Yeni Üyelik
34.
Bölüm

18. Bölüm

@kalemdendusen

Davut yatağından kalktığında Elif’in olmadığını fark etti. Yatak hâlâ sıcaktı ama Elif yoktu. İçini kaplayan huzursuzluk dalgası, bir fırtınanın habercisi gibiydi. Sessizce ayağa kalktı, aceleyle üstünü düzeltip salona doğru yöneldi. Salon karanlıktı, sadece pencerenin kenarından sızan zayıf ay ışığı odayı hafifçe aydınlatıyordu.

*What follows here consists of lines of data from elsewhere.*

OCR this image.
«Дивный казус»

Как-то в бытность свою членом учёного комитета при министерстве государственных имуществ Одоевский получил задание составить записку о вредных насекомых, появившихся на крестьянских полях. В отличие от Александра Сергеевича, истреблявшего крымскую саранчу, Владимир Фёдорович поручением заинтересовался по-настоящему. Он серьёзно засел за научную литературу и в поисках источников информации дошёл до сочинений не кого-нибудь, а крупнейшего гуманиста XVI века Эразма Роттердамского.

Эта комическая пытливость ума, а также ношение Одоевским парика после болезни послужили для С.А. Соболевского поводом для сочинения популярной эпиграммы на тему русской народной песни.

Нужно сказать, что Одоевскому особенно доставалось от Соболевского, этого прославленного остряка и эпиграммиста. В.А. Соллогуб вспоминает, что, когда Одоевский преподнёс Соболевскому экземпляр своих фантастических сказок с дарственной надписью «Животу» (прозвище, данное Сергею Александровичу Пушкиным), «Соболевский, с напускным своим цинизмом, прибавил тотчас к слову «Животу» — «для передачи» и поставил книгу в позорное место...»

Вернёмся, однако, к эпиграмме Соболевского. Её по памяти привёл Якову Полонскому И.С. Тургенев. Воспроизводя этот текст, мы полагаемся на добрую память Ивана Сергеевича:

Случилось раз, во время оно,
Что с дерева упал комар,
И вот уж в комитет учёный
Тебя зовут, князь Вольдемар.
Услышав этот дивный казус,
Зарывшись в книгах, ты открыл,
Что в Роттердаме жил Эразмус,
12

Masa üzerinde birkaç kâğıt gördü; Elif’in titrek el yazısıyla yazılmış bir mektup. Kağıtların birinde kendi ismini gördü. Kalbi hızla atmaya başladı.

 

Mektubu eline aldı, okumaya başladı:

 

Davut,

 

Bu mektubu yazarken ellerim titriyor, kalbim sanki her satırda biraz daha kırılıyor. Biliyorum, bu cümleleri okuduğunda belki şaşıracaksın, belki de hiçbir şey hissetmeyeceksin. Ama artık ne hissettiğin ya da hissetmediğin umurumda değil. Çünkü ben tükendim... ruhum, kalbim, her şeyim bitti.

 

Seninle yaşadığım her an, nefes alamadığımı hissettim. Bana söylediklerin, yaptıkların, her şey o kadar acıttı ki artık daha fazla dayanacak gücüm kalmadı. Her defasında seni anlamaya çalıştım, her defasında bir gün değişeceğini, daha iyi olacağını düşündüm. Ama yanıldım.

 

Seninle birlikte olmak, her sabah bir yükle uyanmak gibiydi. Beni her geçen gün biraz daha küçülttün, ezdin. Babamın bana verdiği değer, senin bana verdiğin acılarla gömüldü.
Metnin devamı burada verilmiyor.